REDDY"S CANTILEVER BRIDGE.

I believe I have given a careful account of everything that was recorded in the chronicles of the society. We were too discouraged to undertake anything new in the two weeks before school opened. I presume I might mention here Reddy"s cantilever bridge, which, however, had really nothing to do with the S. S. I. E. E. of W. C. I., because our society was formally disbanded the day before Bill and I returned to school.

About a month after leaving home I received a letter from Reddy inclosing three interesting photographs, which are reproduced herewith.

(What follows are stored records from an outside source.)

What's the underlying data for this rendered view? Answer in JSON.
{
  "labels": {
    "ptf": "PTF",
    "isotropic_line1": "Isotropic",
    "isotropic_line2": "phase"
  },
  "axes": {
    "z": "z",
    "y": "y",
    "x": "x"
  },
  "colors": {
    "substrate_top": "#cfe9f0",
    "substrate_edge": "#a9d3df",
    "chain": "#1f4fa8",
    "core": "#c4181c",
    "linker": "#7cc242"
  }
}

Reddy certainly had the bridge fever, because soon after we had left he started to work, with the rest of the boys, on a cantilever bridge across Cedar Brook. The brook was entirely unsuited to such a structure, because the banks were very low; but he made the towers quite short and built an inclined roadway leading up to the top of them. The legs of the towers were driven firmly into the bank, making them so solid that he thought it would be perfectly safe to build the frames out over the brook without building them at the same time on the sh.o.r.e side. But he had made a miscalculation, for when a couple of the boys had crawled out on the _B_ and _C_ frames to set up an _E_ frame the structure commenced to sag. The trouble was remedied by propping up the tower with a stout stick driven into the river bottom and wedged under the upper tie piece of the tower. The towers were really too short to make a well proportioned bridge, for the panels had to be made very long and narrow, so as to reach across. But on the whole it was a very creditable structure when completed, though it had only half as long a span as our cantilever bridge over the lagoon.